If you read the story about the two friendly Miliciens in the last post, you may be wondering if Weidner also wrote a character testimonial for the older of the two paramilitary collaborators after the war. He did not.

Weidner gained the friendship of the younger man by discussing the Bible with him. He cultivated the older man’s good will by signing over his car to him. Weidner had stored his personal automobile in a garage in Toulouse early in the occupation in 1940. When the Miliciens found a receipt from the garage, Weidner signed the Chevrolet over to the older man with all the formalities. He figured that it was a small investment in their liberty and, in any case, the Milice could simply take the car if they wanted it.

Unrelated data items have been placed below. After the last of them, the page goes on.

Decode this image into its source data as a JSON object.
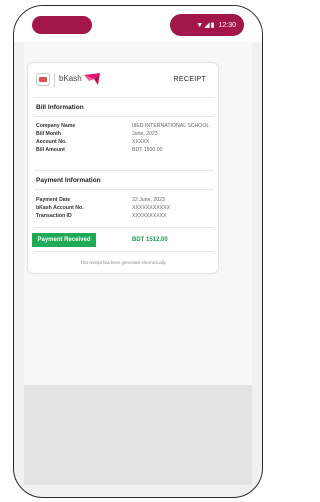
{
  "status_bar": {
    "time": "12:30",
    "signal_icon": "signal-icon",
    "battery_icon": "battery-icon"
  },
  "receipt": {
    "brand": "bKash",
    "title": "RECEIPT",
    "bill_section": {
      "title": "Bill Information",
      "rows": [
        {
          "label": "Company Name",
          "value": "IIIED INTERNATIONAL SCHOOL"
        },
        {
          "label": "Bill Month",
          "value": "June, 2023"
        },
        {
          "label": "Account No.",
          "value": "XXXXX"
        },
        {
          "label": "Bill Amount",
          "value": "BDT 1500.00"
        }
      ]
    },
    "payment_section": {
      "title": "Payment Information",
      "rows": [
        {
          "label": "Payment Date",
          "value": "22 June, 2023"
        },
        {
          "label": "bKash Account No.",
          "value": "XXXXXXXXXXX"
        },
        {
          "label": "Transaction ID",
          "value": "XXXXXXXXXX"
        }
      ]
    },
    "payment_received_label": "Payment Received",
    "payment_received_amount": "BDT 1512.00",
    "footnote": "This receipt has been generated electronically"
  },
  "colors": {
    "accent": "#a3164a",
    "success": "#1faa55"
  }
}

Even so, Weidner might have helped the older man if he had survived the war. After Weidner and his colleague escaped from the Milice prison, Weidner sent a letter from Switzerland to the Milice chief to thank him for his “correct” attitude (ie not torturing him) and to take full blame for the escape. The chief nevertheless blamed the older man for the loss of the prestigious prisoners. After all, the Germans had put a price on Weidner’s head. In punishment, the chief had the older Milicien deported to the concentration camps. The vast majority of prisoners in the concentration camps (not the extermination camps) were resisters, political prisoners, hostages or others whom the Nazis wanted to be rid of for ideological reasons, but the Germans did send collaborators whom they’d tired of or black marketeers who had gone too far to the camps as well.

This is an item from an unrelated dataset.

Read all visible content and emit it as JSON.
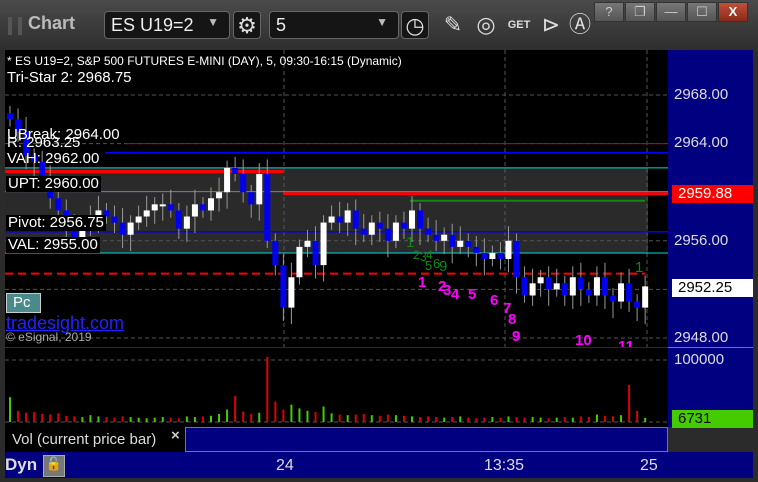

This man was sent as a prisoner to Buchenwald. Other French prisoners there recognized him as a Milicien. They held a kangaroo court and hanged him for his actions against French resisters. There is very little doubt that he committed the crimes of which he was accused. If he had stayed in France and been arrested at the liberation, he would surely have been sentenced to death with the other Miliciens from Toulouse. He also probably would have benefited from the legal appeal process and the cooling of the passions of the war and not been executed.

So Weidner did not have a chance to write a character testimonial for this Milicien. He had received the rough justice of combatants in a civil war who have no recourse to formal legality or even prisons to remove a man from the opportunity of doing further harm. Whether that counts as vengeance or justice is another discussion.